V. Visualizing the Costs and Benefits of FISC-approved Programs

Lastly, the NSA should visually depict the costs and benefits of each program, as the New America Foundation did in a report. This report indicates that information gathered under § 702 helped initiate 4.4% of terrorist case investigations and information gathered under § 215 helped initiate 1.8%.

While these percentages may sound low, it is important to remember that after 9/11, the NSA was operating under the risk standard of “never again,” and the magnitude of life lost in that attack weighed heavily on their minds. Any plot prevented might have been deemed worth any cost – budgetary or otherwise – as long as it comported with the law. Now, however, it appears the public may not be as willing to grant the NSA such wide latitude, no matter how legal its activities, without knowing what they will be receiving and sacrificing in the bargain.

To visualize the costs and benefits of each of intelligence program, the NSA should place these programs into two stacked bar graphs: one of program “costs” and one of program “benefits.” The graphs could be displayed on a ten-point scale, such that costs would add up to ten (or 100%) and the benefits would likewise add up to ten (or 100%) to show how, within the closed system of the NSA, its programs rate in comparison to each other. One could imagine it would look something like the graph below, assuming that each program had equal costs but unequal benefits.

Defining and quantifying the costs and benefits of each program could be challenging. For the sake of simplicity, the costs on this chart will be noted as “privacy intrusions,” and the benefits will be noted as “terrorist case investigations initiated.” Of course, the NSA would have to develop a point system to weight the initiation of a case that discovers and helps prevent another 9/11 more heavily than, for example, the initiation of case that fails to unveil any worthwhile intelligence. Similarly, there would need to be a system for weighting different privacy intrusions. These intrusions, while perhaps legal or accepted as inevitable by applicable regulations, would encompass features of the intelligence programs that encroach, even if reasonably so, on information Americans would consider private. For instance, while § 702 may measure privacy intrusions in incidentally collected communications, § 215 would measure metadata retained. For legitimacy’s sake, it would likely be necessary for an entity such as PCLOB to quantify these privacy-related values. While quantification might be difficult, other agencies have successfully used various cost-benefit quantification techniques, such as contingent valuation, to place values on sensitive categories such as human life or environmental amenities. The NSA or PCLOB should also verbally articulate the exact nature of each privacy intrusion to help define the public’s risk tolerances.

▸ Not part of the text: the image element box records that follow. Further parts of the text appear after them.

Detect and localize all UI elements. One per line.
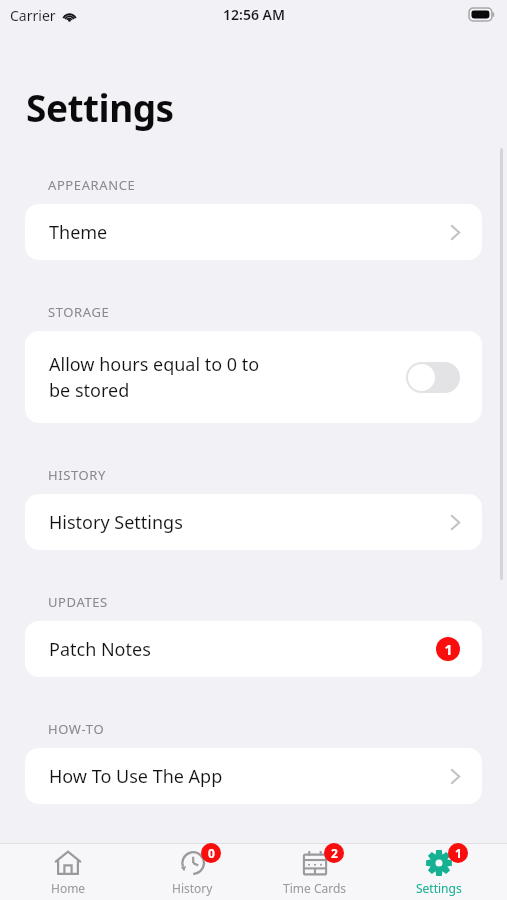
staticText: STORAGE	[48, 303, 110, 321]
button[interactable]: Allow hours equal to 0 toggle	[406, 362, 460, 393]
staticText: Carrier	[10, 6, 56, 25]
staticText: 0	[208, 845, 215, 861]
staticText: 2	[331, 845, 338, 861]
staticText: Time Cards	[283, 880, 347, 896]
staticText: How To Use The App	[49, 764, 450, 789]
staticText: Settings	[26, 82, 174, 132]
staticText: 1	[444, 640, 453, 659]
button[interactable]: 1	[384, 844, 494, 900]
staticText: UPDATES	[48, 593, 108, 611]
staticText: HOW-TO	[48, 720, 105, 738]
staticText: REVIEW	[48, 847, 99, 865]
staticText: Settings	[416, 880, 462, 896]
button[interactable]: Patch Notes	[25, 621, 482, 677]
staticText: 1	[455, 845, 462, 861]
button[interactable]: History Settings	[25, 494, 482, 550]
staticText: Allow hours equal to 0 to be stored	[49, 352, 406, 402]
staticText: 12:56 AM	[223, 5, 285, 24]
button[interactable]: Allow hours equal to 0 to be stored	[25, 331, 482, 423]
staticText: History	[172, 880, 213, 896]
button[interactable]: How To Use The App	[25, 748, 482, 804]
staticText: HISTORY	[48, 466, 106, 484]
button[interactable]: 2	[260, 844, 370, 900]
staticText: APPEARANCE	[48, 176, 136, 194]
staticText: Theme	[49, 220, 450, 245]
button[interactable]: Theme	[25, 204, 482, 260]
button[interactable]: Home	[13, 844, 123, 900]
button[interactable]: 0	[137, 844, 247, 900]
staticText: Patch Notes	[49, 637, 436, 662]
staticText: Home	[51, 880, 86, 896]
staticText: History Settings	[49, 510, 450, 535]
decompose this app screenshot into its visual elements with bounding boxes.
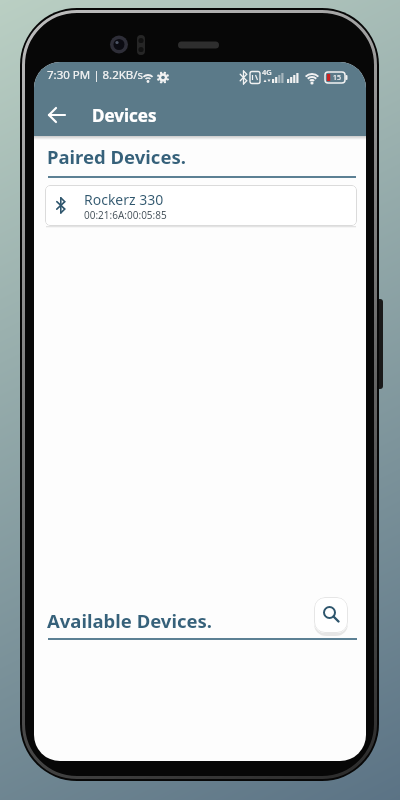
staticText: 15 bbox=[333, 73, 342, 83]
staticText: 4G bbox=[262, 67, 272, 77]
staticText: 00:21:6A:00:05:85 bbox=[84, 208, 167, 222]
staticText: Paired Devices. bbox=[47, 144, 186, 169]
staticText: Devices bbox=[92, 104, 157, 127]
staticText: Rockerz 330 bbox=[84, 190, 164, 209]
staticText: Available Devices. bbox=[47, 608, 213, 633]
staticText: 7:30 PM | 8.2KB/s bbox=[47, 67, 144, 83]
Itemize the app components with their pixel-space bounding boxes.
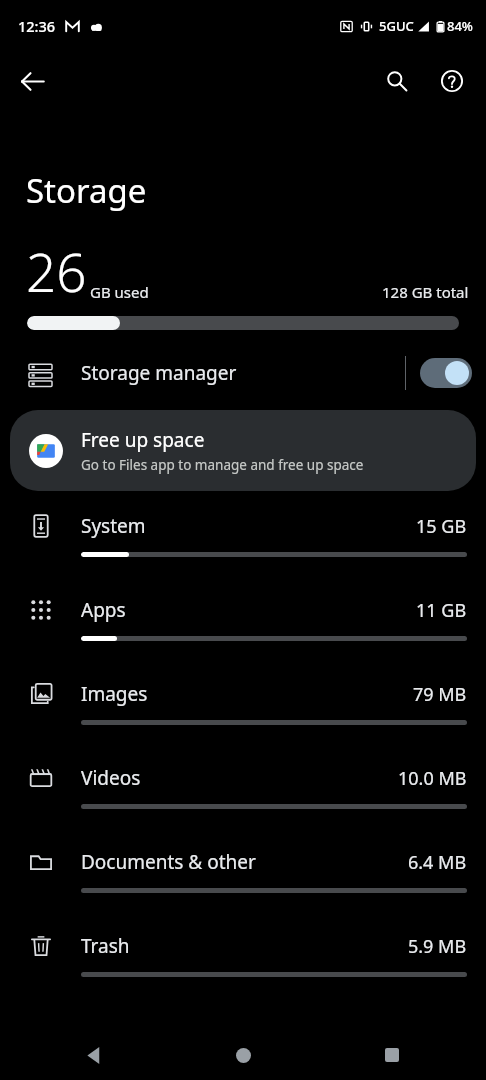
staticText: Free up space (81, 427, 205, 453)
staticText: 10.0 MB (398, 766, 467, 791)
staticText: 11 GB (416, 598, 467, 623)
staticText: Apps (81, 597, 416, 623)
button[interactable]: Videos (0, 752, 486, 836)
button[interactable]: Free up space (10, 410, 476, 491)
staticText: Go to Files app to manage and free up sp… (81, 456, 364, 474)
button[interactable]: Search (373, 57, 421, 105)
button[interactable]: Home (221, 1033, 265, 1077)
button[interactable]: Trash (0, 920, 486, 1004)
staticText: Storage manager (81, 360, 405, 386)
button[interactable]: Apps (0, 584, 486, 668)
staticText: 5.9 MB (408, 934, 467, 959)
button[interactable]: Back (8, 57, 56, 105)
button[interactable]: Documents & other (0, 836, 486, 920)
button[interactable]: Storage manager (0, 344, 486, 402)
button[interactable]: Back (72, 1033, 116, 1077)
staticText: Trash (81, 933, 408, 959)
staticText: Documents & other (81, 849, 408, 875)
button[interactable]: System (0, 500, 486, 584)
button[interactable]: Storage manager toggle (420, 358, 472, 388)
staticText: System (81, 513, 416, 539)
staticText: UC (396, 17, 414, 35)
staticText: 15 GB (416, 514, 467, 539)
staticText: 12:36 (18, 16, 56, 36)
button[interactable]: Recents (370, 1033, 414, 1077)
staticText: 84% (447, 17, 473, 35)
staticText: Videos (81, 765, 398, 791)
staticText: 5G (379, 17, 396, 35)
staticText: 6.4 MB (408, 850, 467, 875)
staticText: 26 (26, 235, 87, 307)
staticText: 79 MB (413, 682, 467, 707)
button[interactable]: Help (428, 57, 476, 105)
staticText: Images (81, 681, 413, 707)
staticText: GB used (90, 282, 149, 302)
staticText: 128 GB total (382, 282, 469, 302)
button[interactable]: Images (0, 668, 486, 752)
staticText: Storage (26, 168, 147, 213)
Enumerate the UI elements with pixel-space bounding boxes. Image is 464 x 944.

Figure 7: Relative Costs and Benefits of Intelligence Programs

Figure 7

VI. Conclusion 

The NSA and FISC have a valuable opportunity to clarify and contextualize the confusing information currently available about their programs. Meaningful disclosure could help Americans process, evaluate, and effectively voice their opinions on the processes through which the NSA and FISC try to ensure both our privacy and security.

 

*Julie Dickerson is currently a 3L at Harvard Law School, and previously served as Senior Editor for the Harvard National Security Journal.